これは現空研の乱撃稽古のパターンそのものであり、初めての対戦者はなかなかかわせない。
しかし、この攻撃パターンはボクサーが相手であったなら簡単にはいかない事も承知しておかなければならない。


はじめ。Nito(弟):黒 対戦者:赤

次の連続写真はNito(弟)のカウンターが決まった瞬間を捉えたものである。

 
@相手の右上段を先の先で感知し攻撃体勢に入る。 A頭は左に振り始める

 
B相手の突きは紙一重で外側に外される。 Cノーガードの顎に右正拳が入る。



D腰の入った正拳が顔面を直撃。


Nito(弟)の中段前蹴りを赤の選手が下がりながら下段払いで防いだところ。

 
@自分の間合いで真横からのカギ打ち   A恐らく赤の選手はこの攻撃は見えていない。


Bノーガードの状態でカギ打ちがヒット

 

次のシーンはNito(弟)が連打のため左ガードが下がったところを回し蹴のカウンターを決められたもの。
赤の選手は極めて接近した距離(正拳が触れる距離)から回し蹴を放っている。
しかも膝が先行した溜めの効いた回し蹴だ。これを見てもこの選手のレベルの高さが分かる。

 
@Nito(弟)の右上段突をかわしながら赤選手は右の回し蹴を放つ。
ANito(弟)ノーガードになった顔面に回し蹴をもらう。

 
Nito(弟)の膝蹴り攻撃。

 
@赤選手のジャブ気味の左を右上段内受でさばく。 A続けて赤選手の右上段を頭を振ってかわしながら右中段突きを放つ。

 
Bそのまま攻撃の手を緩めず、左からアッパーカット気味の上段突きを放つ。
C赤選手顔面への直撃を受けたまらず体勢を崩す。


Nito(弟)の投げ

 
@試合終了、お互いに礼。           B互いの健闘を称え合う。

試合はこうしてNito(弟)がポイントで優勢を取り勝利した。
赤の選手は突き、蹴りともバランスの取れた実力者であったがこうした現空研式の接近しての連打に慣れてなかったようであり、不覚をとったものと思われる。しかし、蹴りのタイミングはすばらしいものがあり、ポイントを取った上段の回し蹴りはあと少し腰が入っていればダウンにつながったかもしれない程きれいに決まっていた。
こうして見ると勝負は紙一重の差で明暗が分かれるものであることが分かる。
Nito(弟)は、もう一試合行ったがこれにも勝利し、今大会で唯一の最優秀選手賞をいただいた。
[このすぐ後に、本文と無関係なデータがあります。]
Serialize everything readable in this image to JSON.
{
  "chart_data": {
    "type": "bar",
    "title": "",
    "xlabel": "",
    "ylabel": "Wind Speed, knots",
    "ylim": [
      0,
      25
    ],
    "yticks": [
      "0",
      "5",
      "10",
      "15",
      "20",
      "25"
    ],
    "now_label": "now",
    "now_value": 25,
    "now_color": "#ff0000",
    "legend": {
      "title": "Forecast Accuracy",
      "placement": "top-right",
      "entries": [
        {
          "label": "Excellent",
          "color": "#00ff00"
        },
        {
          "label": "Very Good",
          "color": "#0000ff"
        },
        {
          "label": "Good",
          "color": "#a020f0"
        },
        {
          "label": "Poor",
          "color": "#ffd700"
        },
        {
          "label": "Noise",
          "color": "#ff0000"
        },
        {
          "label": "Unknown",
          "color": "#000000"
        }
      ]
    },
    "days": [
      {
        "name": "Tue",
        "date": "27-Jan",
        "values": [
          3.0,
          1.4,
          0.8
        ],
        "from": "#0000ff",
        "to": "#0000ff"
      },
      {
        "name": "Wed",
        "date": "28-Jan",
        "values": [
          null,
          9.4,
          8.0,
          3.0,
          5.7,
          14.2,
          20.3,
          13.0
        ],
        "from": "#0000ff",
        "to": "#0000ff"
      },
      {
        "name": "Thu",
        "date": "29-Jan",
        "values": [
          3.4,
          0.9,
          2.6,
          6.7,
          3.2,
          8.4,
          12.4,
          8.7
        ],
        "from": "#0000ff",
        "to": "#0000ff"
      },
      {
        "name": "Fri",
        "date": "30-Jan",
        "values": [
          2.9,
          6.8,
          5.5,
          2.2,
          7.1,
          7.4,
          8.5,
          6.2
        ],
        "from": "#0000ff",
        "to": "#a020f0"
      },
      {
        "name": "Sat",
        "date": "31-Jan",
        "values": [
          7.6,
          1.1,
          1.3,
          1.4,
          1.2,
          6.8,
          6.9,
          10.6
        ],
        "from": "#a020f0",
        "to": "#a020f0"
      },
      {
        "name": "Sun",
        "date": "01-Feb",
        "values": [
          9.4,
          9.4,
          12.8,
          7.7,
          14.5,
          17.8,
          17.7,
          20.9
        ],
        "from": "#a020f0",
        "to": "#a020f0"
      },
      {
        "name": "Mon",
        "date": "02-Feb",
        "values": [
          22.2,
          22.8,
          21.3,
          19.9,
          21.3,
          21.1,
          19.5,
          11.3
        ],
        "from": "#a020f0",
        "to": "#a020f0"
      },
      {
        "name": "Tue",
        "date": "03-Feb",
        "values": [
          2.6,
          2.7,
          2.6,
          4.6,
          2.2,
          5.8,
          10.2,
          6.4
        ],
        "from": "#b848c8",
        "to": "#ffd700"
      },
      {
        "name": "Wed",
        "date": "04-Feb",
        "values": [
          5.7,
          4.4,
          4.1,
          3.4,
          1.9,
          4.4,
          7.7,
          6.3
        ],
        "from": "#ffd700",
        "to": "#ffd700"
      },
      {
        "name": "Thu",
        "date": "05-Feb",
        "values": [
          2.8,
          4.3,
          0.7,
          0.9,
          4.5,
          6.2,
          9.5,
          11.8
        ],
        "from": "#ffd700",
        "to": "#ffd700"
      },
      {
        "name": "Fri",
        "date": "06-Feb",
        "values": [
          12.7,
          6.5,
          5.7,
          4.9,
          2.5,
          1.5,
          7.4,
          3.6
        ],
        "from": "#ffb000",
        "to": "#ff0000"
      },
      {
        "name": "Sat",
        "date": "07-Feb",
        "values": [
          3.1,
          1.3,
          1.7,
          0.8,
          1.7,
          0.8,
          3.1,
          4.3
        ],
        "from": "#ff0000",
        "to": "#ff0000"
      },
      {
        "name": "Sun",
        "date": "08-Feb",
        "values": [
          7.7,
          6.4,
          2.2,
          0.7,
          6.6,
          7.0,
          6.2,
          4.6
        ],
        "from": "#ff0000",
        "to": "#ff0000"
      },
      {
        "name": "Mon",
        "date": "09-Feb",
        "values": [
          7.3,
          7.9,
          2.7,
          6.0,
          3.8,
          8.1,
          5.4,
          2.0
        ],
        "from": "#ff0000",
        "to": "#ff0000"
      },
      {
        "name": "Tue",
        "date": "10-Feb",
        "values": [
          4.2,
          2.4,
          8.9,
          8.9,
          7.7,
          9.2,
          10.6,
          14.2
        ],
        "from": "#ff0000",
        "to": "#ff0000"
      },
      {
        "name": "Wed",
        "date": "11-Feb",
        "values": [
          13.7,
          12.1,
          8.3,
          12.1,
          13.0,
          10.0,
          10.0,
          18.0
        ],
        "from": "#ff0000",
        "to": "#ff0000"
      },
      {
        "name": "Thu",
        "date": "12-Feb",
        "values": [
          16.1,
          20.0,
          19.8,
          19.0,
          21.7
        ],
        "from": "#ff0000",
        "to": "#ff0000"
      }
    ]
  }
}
今回での課題はもう少し脱力して緩急を付けた攻撃を行うこと、突きだけに頼らず蹴りとのバランスを考えることなどがある。
しかしまだ3級という浅い経験を考慮すると最上の出来といっても言い過ぎではあるまい。

これで慢心することなく、更に稽古に打ち込んでより上を目指してこれからもがんばってもらいたい。